Per apprendere le origini di questo vino occorre rivivere gli antichi miti ormai dimenticati mescolandoli alla cronaca storica ed al sentimento di devozione popolare più viscerale, senza tentare di scindere il mito dalla realtà poiché solo fusi assieme riescono a perpetuare la magia di un vino e della terra da cui è sorto.

La leggenda narra che Lucifero, l’angelo cacciato dal Regno dei cieli, cadendo verso gli inferi strappò un lembo di paradiso per farne il golfo di Napoli ed infine sprofondò creando una voragine da cui si sarebbe poi generato il Vesuvio; Gesù, accortosi dell’accaduto, riversò le sue lacrime di dolore sul vulcano, rendendo fertili le terre alle sue falde e pregiati i vitigni che vi sorgevano.

Ancora un’altra mitica versione dei fatti sostiene che, invece, il vino avrebbe avuto origine nel momento in cui Gesù, durante uno dei suoi numerosi pellegrinaggi in giro per il mondo, per trovare ristoro comparse sotto mentite spoglie presso la casa di un eremita. Prima di congedarsi finse di avere sete per testare la generosità dell’uomo che, mostratosi disponibile a condividere la sua acqua con uno sconosciuto, la vide trasformarsi in ottimo vino in segno di riconoscenza.

L’ultima delle versioni leggendarie riguardo la genesi delle viti vesuviane da cui nasce questo prezioso nettare di Bacco sembra fondere i due racconti precedenti, evidenziando la loro dimensione fantastica di narrazioni tramandate a voce di generazione in generazione.

Questa parla di come Cristo, dopo aver scalato il Monte Somma, rimase estasiato dinanzi al panorama partenopeo e, commosso da tutto quello splendore, esclamò: “Proprio un pezzetto di Paradiso questo: peccato che i suoi abitanti siano dei peccatori” e pianse irrorando di lacrime il terreno. Alcune contadine piantarono lì delle viti che generarono il Lacryma Christi.
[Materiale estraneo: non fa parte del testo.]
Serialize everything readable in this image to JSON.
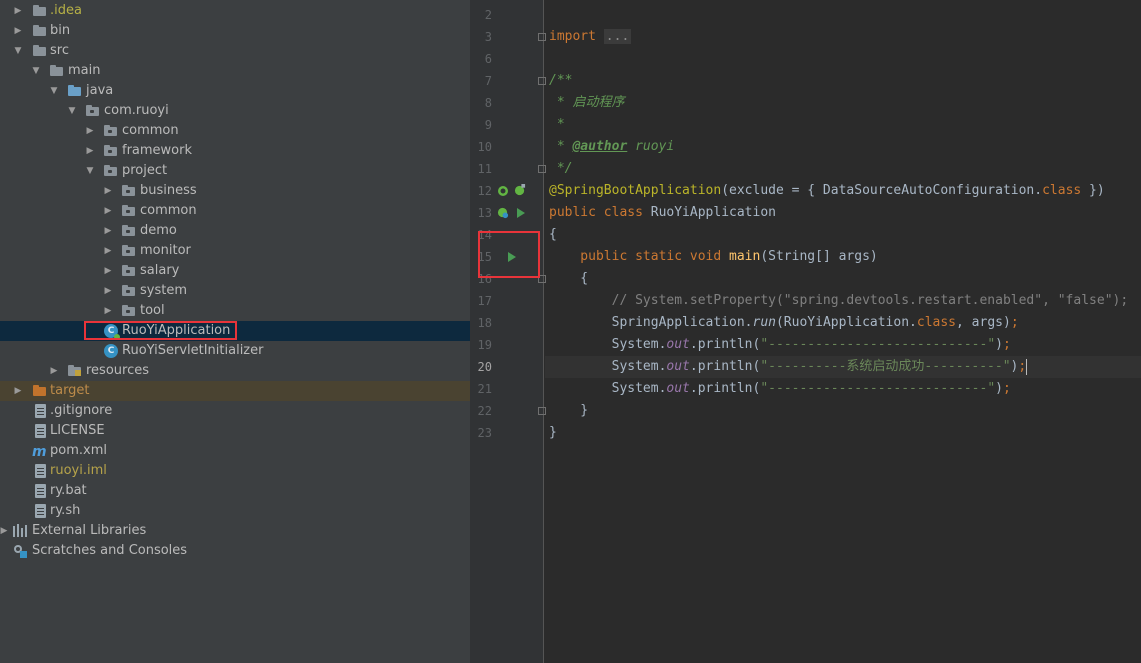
{
  "project_tree": {
    "items": [
      {
        "label": ".idea"
      },
      {
        "label": "bin"
      },
      {
        "label": "src"
      },
      {
        "label": "main"
      },
      {
        "label": "java"
      },
      {
        "label": "com.ruoyi"
      },
      {
        "label": "common"
      },
      {
        "label": "framework"
      },
      {
        "label": "project"
      },
      {
        "label": "business"
      },
      {
        "label": "common"
      },
      {
        "label": "demo"
      },
      {
        "label": "monitor"
      },
      {
        "label": "salary"
      },
      {
        "label": "system"
      },
      {
        "label": "tool"
      },
      {
        "label": "RuoYiApplication",
        "selected": true
      },
      {
        "label": "RuoYiServletInitializer"
      },
      {
        "label": "resources"
      },
      {
        "label": "target"
      },
      {
        "label": ".gitignore"
      },
      {
        "label": "LICENSE"
      },
      {
        "label": "pom.xml"
      },
      {
        "label": "ruoyi.iml"
      },
      {
        "label": "ry.bat"
      },
      {
        "label": "ry.sh"
      },
      {
        "label": "External Libraries"
      },
      {
        "label": "Scratches and Consoles"
      }
    ]
  },
  "editor": {
    "line_numbers": [
      "2",
      "3",
      "6",
      "7",
      "8",
      "9",
      "10",
      "11",
      "12",
      "13",
      "14",
      "15",
      "16",
      "17",
      "18",
      "19",
      "20",
      "21",
      "22",
      "23"
    ],
    "current_line": "20",
    "code": {
      "l3_kw": "import",
      "l3_fold": "...",
      "l7": "/**",
      "l8": " * 启动程序",
      "l9": " *",
      "l10_pre": " * ",
      "l10_tag": "@author",
      "l10_val": " ruoyi",
      "l11": " */",
      "l12_ann": "@SpringBootApplication",
      "l12_a": "(exclude = { DataSourceAutoConfiguration.",
      "l12_kw": "class",
      "l12_b": " })",
      "l13_kw": "public class ",
      "l13_name": "RuoYiApplication",
      "l14": "{",
      "l15_kw": "    public static void ",
      "l15_fn": "main",
      "l15_rest": "(String[] args)",
      "l16": "    {",
      "l17": "        // System.setProperty(\"spring.devtools.restart.enabled\", \"false\");",
      "l18_a": "        SpringApplication.",
      "l18_run": "run",
      "l18_b": "(RuoYiApplication.",
      "l18_kw": "class",
      "l18_c": ", args)",
      "l18_semi": ";",
      "sys_prefix": "        System.",
      "sys_out": "out",
      "sys_println": ".println(",
      "l19_str": "\"----------------------------\"",
      "l20_str": "\"----------系统启动成功----------\"",
      "l21_str": "\"----------------------------\"",
      "sys_end": ")",
      "semi": ";",
      "l22": "    }",
      "l23": "}"
    }
  },
  "icons": {
    "run": "run-icon",
    "spring_bean": "spring-bean-icon",
    "class": "java-class-icon"
  }
}
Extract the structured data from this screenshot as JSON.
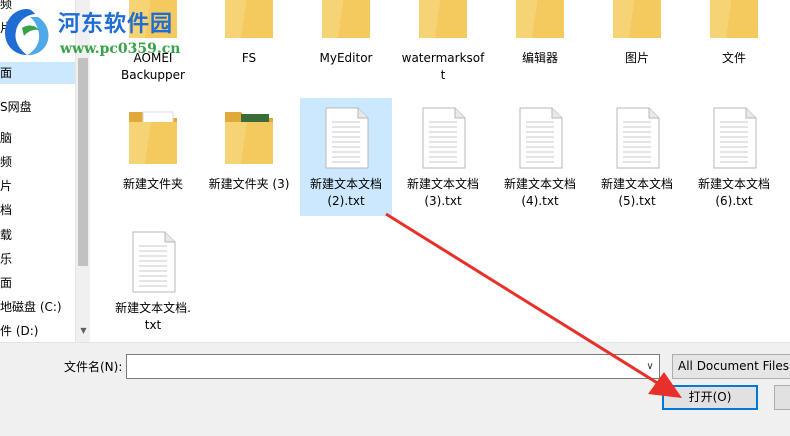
{
  "sidebar": {
    "items": [
      "频",
      "片",
      "面",
      "S网盘",
      "脑",
      "频",
      "片",
      "档",
      "载",
      "乐",
      "面",
      "地磁盘 (C:)",
      "件 (D:)"
    ]
  },
  "files": [
    {
      "label": "AOMEI\nBackupper",
      "icon": "folder-icon"
    },
    {
      "label": "FS",
      "icon": "folder-icon"
    },
    {
      "label": "MyEditor",
      "icon": "folder-icon"
    },
    {
      "label": "watermarksof\nt",
      "icon": "folder-icon"
    },
    {
      "label": "编辑器",
      "icon": "folder-icon"
    },
    {
      "label": "图片",
      "icon": "folder-icon"
    },
    {
      "label": "文件",
      "icon": "folder-icon"
    },
    {
      "label": "新建文件夹",
      "icon": "folder-icon"
    },
    {
      "label": "新建文件夹 (3)",
      "icon": "folder-icon"
    },
    {
      "label": "新建文本文档\n(2).txt",
      "icon": "text-file-icon"
    },
    {
      "label": "新建文本文档\n(3).txt",
      "icon": "text-file-icon"
    },
    {
      "label": "新建文本文档\n(4).txt",
      "icon": "text-file-icon"
    },
    {
      "label": "新建文本文档\n(5).txt",
      "icon": "text-file-icon"
    },
    {
      "label": "新建文本文档\n(6).txt",
      "icon": "text-file-icon"
    },
    {
      "label": "新建文本文档.\ntxt",
      "icon": "text-file-icon"
    }
  ],
  "selected_file_index": 9,
  "watermark": {
    "title": "河东软件园",
    "url": "www.pc0359.cn"
  },
  "bottom": {
    "filename_label": "文件名(N):",
    "filename_value": "",
    "filetype": "All Document Files (",
    "open_label": "打开(O)"
  },
  "colors": {
    "selection": "#cce8ff",
    "accent": "#0078d7",
    "arrow": "#e8302a",
    "folder": "#f4c95d",
    "watermark_blue": "#1f6dd4",
    "watermark_green": "#37a348"
  }
}
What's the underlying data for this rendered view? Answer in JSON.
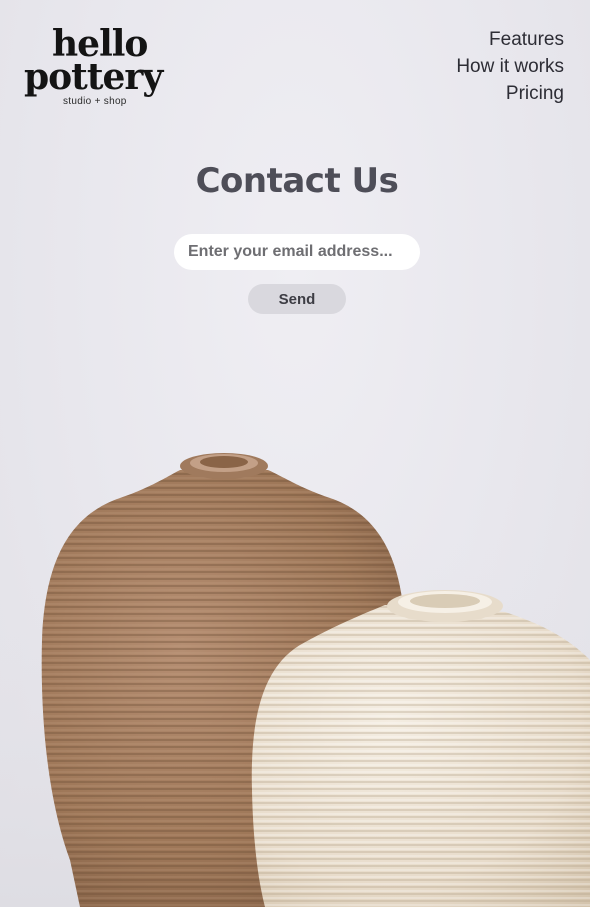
{
  "logo": {
    "line1": "hello",
    "line2": "pottery",
    "tagline": "studio + shop"
  },
  "nav": {
    "items": [
      {
        "label": "Features"
      },
      {
        "label": "How it works"
      },
      {
        "label": "Pricing"
      }
    ]
  },
  "contact": {
    "title": "Contact Us",
    "email_placeholder": "Enter your email address...",
    "email_value": "",
    "send_label": "Send"
  },
  "colors": {
    "background": "#e9e8ee",
    "title": "#4e4e58",
    "button_bg": "#d9d8de",
    "vase_brown": "#a57f64",
    "vase_cream": "#ece3d3"
  }
}
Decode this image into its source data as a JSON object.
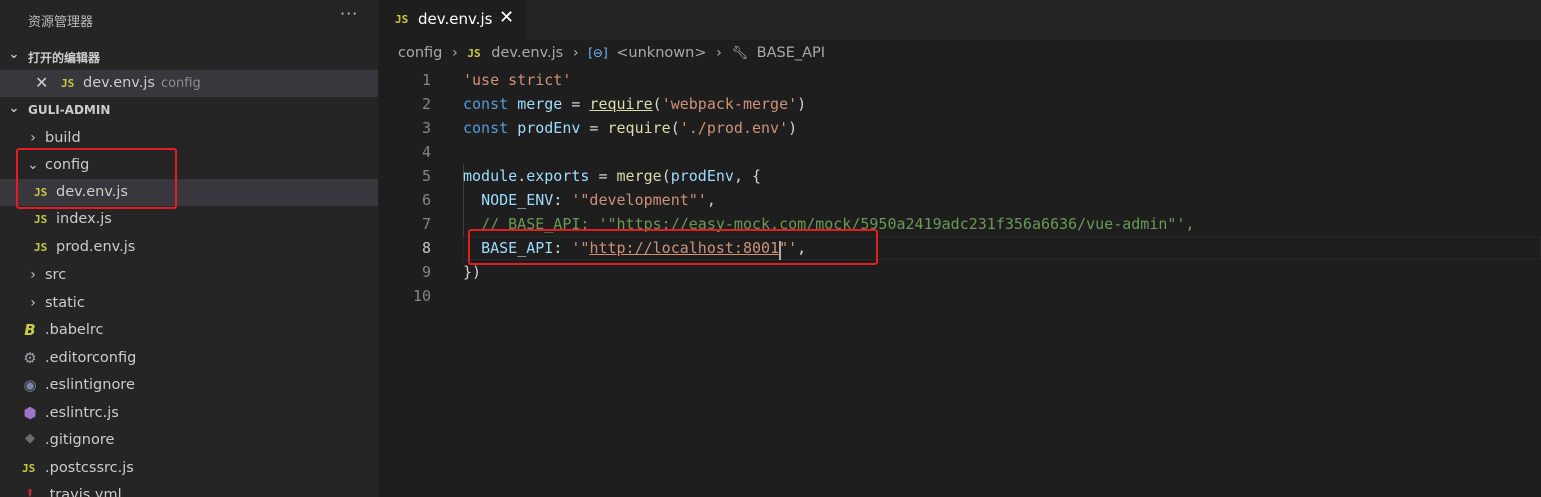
{
  "sidebar": {
    "title": "资源管理器",
    "more_icon": "ellipsis-icon",
    "open_editors_header": "打开的编辑器",
    "open_editors": [
      {
        "label": "dev.env.js",
        "desc": "config",
        "icon": "JS"
      }
    ],
    "project_header": "GULI-ADMIN",
    "tree": [
      {
        "label": "build",
        "type": "folder",
        "expanded": false
      },
      {
        "label": "config",
        "type": "folder",
        "expanded": true
      },
      {
        "label": "dev.env.js",
        "type": "js",
        "icon": "JS"
      },
      {
        "label": "index.js",
        "type": "js",
        "icon": "JS"
      },
      {
        "label": "prod.env.js",
        "type": "js",
        "icon": "JS"
      },
      {
        "label": "src",
        "type": "folder",
        "expanded": false
      },
      {
        "label": "static",
        "type": "folder",
        "expanded": false
      },
      {
        "label": ".babelrc",
        "type": "babel"
      },
      {
        "label": ".editorconfig",
        "type": "gear"
      },
      {
        "label": ".eslintignore",
        "type": "circle"
      },
      {
        "label": ".eslintrc.js",
        "type": "eslint"
      },
      {
        "label": ".gitignore",
        "type": "git"
      },
      {
        "label": ".postcssrc.js",
        "type": "js",
        "icon": "JS"
      },
      {
        "label": ".travis.yml",
        "type": "yml"
      }
    ]
  },
  "tab": {
    "label": "dev.env.js",
    "icon": "JS",
    "close": "✕"
  },
  "breadcrumb": {
    "folder": "config",
    "file": "dev.env.js",
    "file_icon": "JS",
    "symbol": "<unknown>",
    "property": "BASE_API"
  },
  "editor": {
    "current_line": 8,
    "line_numbers": [
      "1",
      "2",
      "3",
      "4",
      "5",
      "6",
      "7",
      "8",
      "9",
      "10"
    ],
    "lines": [
      [
        {
          "t": "'use strict'",
          "c": "str"
        }
      ],
      [
        {
          "t": "const ",
          "c": "kw"
        },
        {
          "t": "merge",
          "c": "var"
        },
        {
          "t": " = ",
          "c": "op"
        },
        {
          "t": "require",
          "c": "fn ul"
        },
        {
          "t": "(",
          "c": "op"
        },
        {
          "t": "'webpack-merge'",
          "c": "str"
        },
        {
          "t": ")",
          "c": "op"
        }
      ],
      [
        {
          "t": "const ",
          "c": "kw"
        },
        {
          "t": "prodEnv",
          "c": "var"
        },
        {
          "t": " = ",
          "c": "op"
        },
        {
          "t": "require",
          "c": "fn"
        },
        {
          "t": "(",
          "c": "op"
        },
        {
          "t": "'./prod.env'",
          "c": "str"
        },
        {
          "t": ")",
          "c": "op"
        }
      ],
      [],
      [
        {
          "t": "module",
          "c": "var"
        },
        {
          "t": ".",
          "c": "op"
        },
        {
          "t": "exports",
          "c": "var"
        },
        {
          "t": " = ",
          "c": "op"
        },
        {
          "t": "merge",
          "c": "fn"
        },
        {
          "t": "(",
          "c": "op"
        },
        {
          "t": "prodEnv",
          "c": "var"
        },
        {
          "t": ", {",
          "c": "op"
        }
      ],
      [
        {
          "t": "  ",
          "c": "op"
        },
        {
          "t": "NODE_ENV",
          "c": "var"
        },
        {
          "t": ": ",
          "c": "op"
        },
        {
          "t": "'\"development\"'",
          "c": "str"
        },
        {
          "t": ",",
          "c": "op"
        }
      ],
      [
        {
          "t": "  ",
          "c": "op"
        },
        {
          "t": "// BASE_API: '\"https://easy-mock.com/mock/5950a2419adc231f356a6636/vue-admin\"',",
          "c": "cmt"
        }
      ],
      [
        {
          "t": "  ",
          "c": "op"
        },
        {
          "t": "BASE_API",
          "c": "var"
        },
        {
          "t": ": ",
          "c": "op"
        },
        {
          "t": "'\"",
          "c": "str"
        },
        {
          "t": "http://localhost:8001",
          "c": "str ul"
        },
        {
          "t": "\"'",
          "c": "str"
        },
        {
          "t": ",",
          "c": "op"
        }
      ],
      [
        {
          "t": "})",
          "c": "op"
        }
      ],
      []
    ]
  }
}
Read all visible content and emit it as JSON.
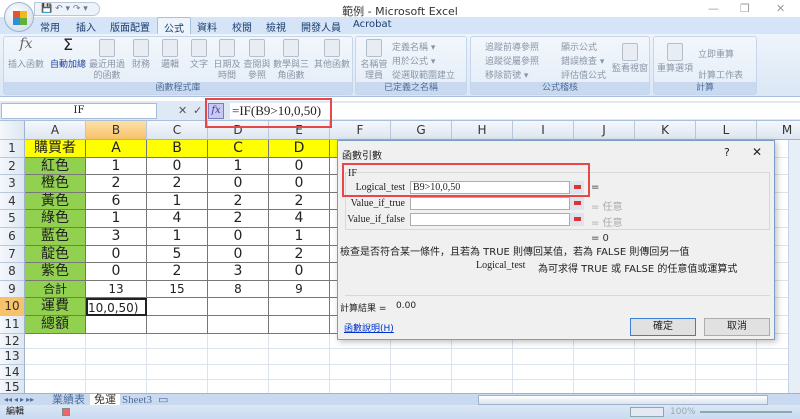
{
  "window": {
    "title": "範例 - Microsoft Excel",
    "minimize": "—",
    "restore": "❐",
    "close": "✕"
  },
  "qat": {
    "items": "💾 ↶ ▾ ↷ ▾"
  },
  "tabs": [
    "常用",
    "插入",
    "版面配置",
    "公式",
    "資料",
    "校閱",
    "檢視",
    "開發人員",
    "Acrobat"
  ],
  "ribbon": {
    "groups": [
      {
        "label": "函數程式庫",
        "buttons": [
          "插入函數",
          "自動加總",
          "最近用過的函數",
          "財務",
          "邏輯",
          "文字",
          "日期及時間",
          "查閱與參照",
          "數學與三角函數",
          "其他函數"
        ]
      },
      {
        "label": "已定義之名稱",
        "buttons": [
          "名稱管理員"
        ],
        "small": [
          "定義名稱 ▾",
          "用於公式 ▾",
          "從選取範圍建立"
        ]
      },
      {
        "label": "公式稽核",
        "small": [
          "追蹤前導參照",
          "追蹤從屬參照",
          "移除箭號 ▾",
          "顯示公式",
          "錯誤檢查 ▾",
          "評估值公式"
        ],
        "buttons": [
          "監看視窗"
        ]
      },
      {
        "label": "計算",
        "buttons": [
          "重算選項"
        ],
        "small": [
          "立即重算",
          "計算工作表"
        ]
      }
    ]
  },
  "formula_bar": {
    "name_box": "IF",
    "fx": "fx",
    "cancel": "✕",
    "enter": "✓",
    "formula": "=IF(B9>10,0,50)"
  },
  "columns": [
    "A",
    "B",
    "C",
    "D",
    "E",
    "F",
    "G",
    "H",
    "I",
    "J",
    "K",
    "L",
    "M"
  ],
  "rows": [
    [
      "購買者",
      "A",
      "B",
      "C",
      "D"
    ],
    [
      "紅色",
      "1",
      "0",
      "1",
      "0"
    ],
    [
      "橙色",
      "2",
      "2",
      "0",
      "0"
    ],
    [
      "黃色",
      "6",
      "1",
      "2",
      "2"
    ],
    [
      "綠色",
      "1",
      "4",
      "2",
      "4"
    ],
    [
      "藍色",
      "3",
      "1",
      "0",
      "1"
    ],
    [
      "靛色",
      "0",
      "5",
      "0",
      "2"
    ],
    [
      "紫色",
      "0",
      "2",
      "3",
      "0"
    ],
    [
      "合計",
      "13",
      "15",
      "8",
      "9"
    ],
    [
      "運費",
      "10,0,50)",
      "",
      "",
      ""
    ],
    [
      "總額",
      "",
      "",
      "",
      ""
    ],
    [
      "",
      "",
      "",
      "",
      ""
    ],
    [
      "",
      "",
      "",
      "",
      ""
    ],
    [
      "",
      "",
      "",
      "",
      ""
    ],
    [
      "",
      "",
      "",
      "",
      ""
    ]
  ],
  "sheet_tabs": [
    "業績表",
    "免運",
    "Sheet3"
  ],
  "status": {
    "mode": "編輯",
    "zoom": "100%"
  },
  "dialog": {
    "title": "函數引數",
    "help": "?",
    "close": "✕",
    "function": "IF",
    "args": [
      {
        "label": "Logical_test",
        "value": "B9>10,0,50",
        "result": "="
      },
      {
        "label": "Value_if_true",
        "value": "",
        "result": "= 任意"
      },
      {
        "label": "Value_if_false",
        "value": "",
        "result": "= 任意"
      }
    ],
    "overall": "= 0",
    "description": "檢查是否符合某一條件，且若為 TRUE 則傳回某值，若為 FALSE 則傳回另一值",
    "arg_help_name": "Logical_test",
    "arg_help": "為可求得 TRUE 或 FALSE 的任意值或運算式",
    "calc_label": "計算結果 =",
    "calc_value": "0.00",
    "help_link": "函數說明(H)",
    "ok": "確定",
    "cancel": "取消"
  },
  "colors": {
    "yellow": "#ffff00",
    "green": "#92d050",
    "accent": "#e8474a"
  }
}
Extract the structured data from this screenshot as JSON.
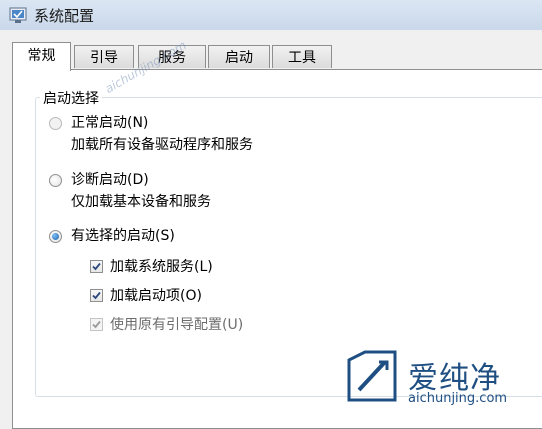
{
  "window": {
    "title": "系统配置"
  },
  "tabs": [
    {
      "label": "常规",
      "active": true
    },
    {
      "label": "引导",
      "active": false
    },
    {
      "label": "服务",
      "active": false
    },
    {
      "label": "启动",
      "active": false
    },
    {
      "label": "工具",
      "active": false
    }
  ],
  "startup": {
    "group_title": "启动选择",
    "options": [
      {
        "label": "正常启动(N)",
        "desc": "加载所有设备驱动程序和服务",
        "checked": false,
        "enabled": false
      },
      {
        "label": "诊断启动(D)",
        "desc": "仅加载基本设备和服务",
        "checked": false,
        "enabled": true
      },
      {
        "label": "有选择的启动(S)",
        "checked": true,
        "enabled": true
      }
    ],
    "checks": [
      {
        "label": "加载系统服务(L)",
        "checked": true,
        "enabled": true
      },
      {
        "label": "加载启动项(O)",
        "checked": true,
        "enabled": true
      },
      {
        "label": "使用原有引导配置(U)",
        "checked": true,
        "enabled": false
      }
    ]
  },
  "watermark": {
    "site": "aichunjing.com",
    "brand": "爱纯净",
    "url": "aichunjing.com"
  },
  "colors": {
    "titlebar": "#c9d8ea",
    "accent": "#1c5fa8",
    "watermark": "#1f4f82"
  }
}
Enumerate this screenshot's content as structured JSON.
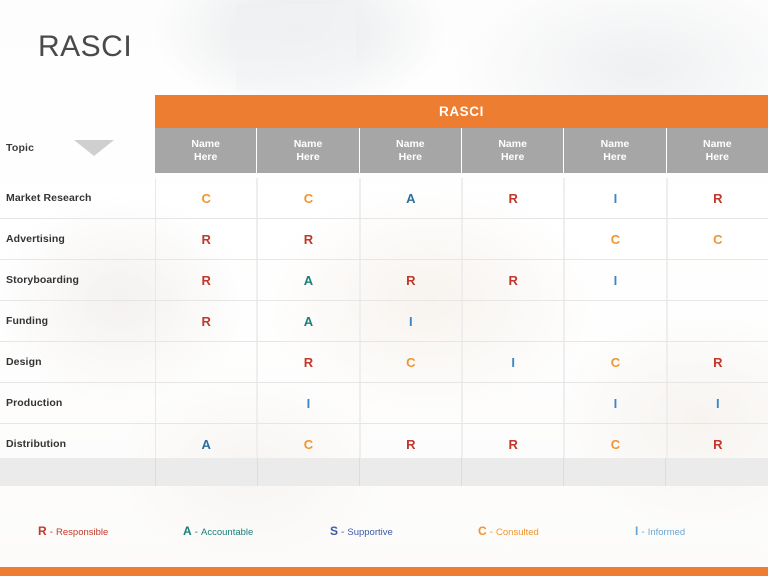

La realtà storica, sicuramente meno suggestiva ma altrettanto fascinosa, indica come il vino vesuviano era conosciuto ed apprezzato sin dall’epoca degli antichi romani, come afferma una celebre frase dell’autore latino Marziale, pronto a sostenere ciecamente che “Bacco amò queste colline più delle native colline di Nisa“.
Sallustio e Plinio, oltre a Marziale, sono solo alcuni dei poeti latini che accennano alla viticoltura nei loro scritti.

Le falde del Vesuvio, com’è noto, ospitavano un folto numero di ville rustiche. Alcune delle ville rinvenute presentano una morfologia strutturata in funzione della produzione del vino e della coltivazione della vite, fungendo da ulteriore testimonianza della diffusione di questa coltivazione.

Anche la presenza del Dio del vino nell’affresco conservato nella Casa del Centenario a Pompei, dove viene immortalato mentre è intento a presidiare fieramente le pendici del Vesuvio, testimonia la diffusione di questo tipo di bevanda e la sua copiosa produzione nell’attuale provincia napoletana. Bacco si trova inciso in moltissime altre produzioni artistiche romane salvate dall’eruzione del 79 d.C.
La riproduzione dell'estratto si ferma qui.